Hypoxia differentially upregulates the expression of embryonic, fetal and adult hemoglobin in human glioblastoma cells.

Hemoglobin is produced mainly in erythroid cells. However, it has been reported in non-erythroid cells of human and rodents. We have shown previously that neuroglobin, cytoglobin and hemoglobin are expressed in human glioblastoma multiforme (GBM) cells. We sought to determine whether hemoglobin expression is upregulated by hypoxia, and whether its expression is restricted to the cancer stem cell populations in different GBM cell lines or GBM brain tumor initiating cells (BTICs). Flow cytometry, magnetic cell sorting and qRT-PCR were used to examine the hypoxic upregulation of hemoglobins as well as erythropoietin (EPO) and erythropoietin receptor (EPOR) in GBM cell lines (M006x, M059J, M059K, U87R and U87T) and GBM-BTICs. The data showed significantly increased expression in globins (α, β, γ, δ, ζ and ε), EPO and EPOR mRNA levels under hypoxia. Globin expression is not limited to the stem cell populations or GBM-BTICs but is a property of the entire GBM population. We assumed that the total expression of mRNA of different normalized globins (α, β, γ, δ, ζ and ε) at different time‑points for the same cell line is 100%. Under aerobic conditions, ε globin was predominantly expressed, and then decreased gradually with increasing time in hypoxia.
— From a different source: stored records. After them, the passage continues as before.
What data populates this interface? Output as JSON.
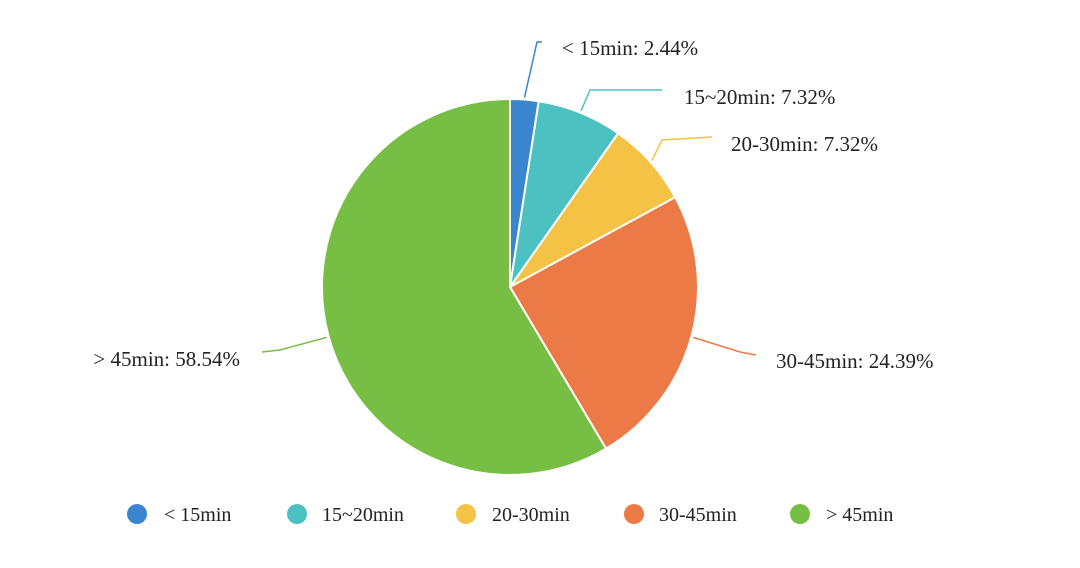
{
  "chart_data": {
    "type": "pie",
    "title": "",
    "start_angle_deg": 0,
    "direction": "clockwise",
    "slices": [
      {
        "name": "< 15min",
        "value": 2.44,
        "label": "< 15min: 2.44%",
        "color": "#3a85d0"
      },
      {
        "name": "15~20min",
        "value": 7.32,
        "label": "15~20min: 7.32%",
        "color": "#4cc1c1"
      },
      {
        "name": "20-30min",
        "value": 7.32,
        "label": "20-30min: 7.32%",
        "color": "#f4c244"
      },
      {
        "name": "30-45min",
        "value": 24.39,
        "label": "30-45min: 24.39%",
        "color": "#ec7a47"
      },
      {
        "name": "> 45min",
        "value": 58.54,
        "label": "> 45min: 58.54%",
        "color": "#77bf44"
      }
    ],
    "legend": {
      "position": "bottom",
      "items": [
        "< 15min",
        "15~20min",
        "20-30min",
        "30-45min",
        "> 45min"
      ]
    }
  }
}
This was coupled to a concomitant increase in α and γ globins. Our findings suggest that hypoxic upregulation of hemoglobin expression in GBM cells may be a part of a repertoire of active defence and adaptation mechanisms enabling these cells to acquire resistance to aggressive multimodality treatments of chemotherapy and radiotherapy. New therapeutic strategies to interfere with hemoglobin expression or function in GBM cells are required.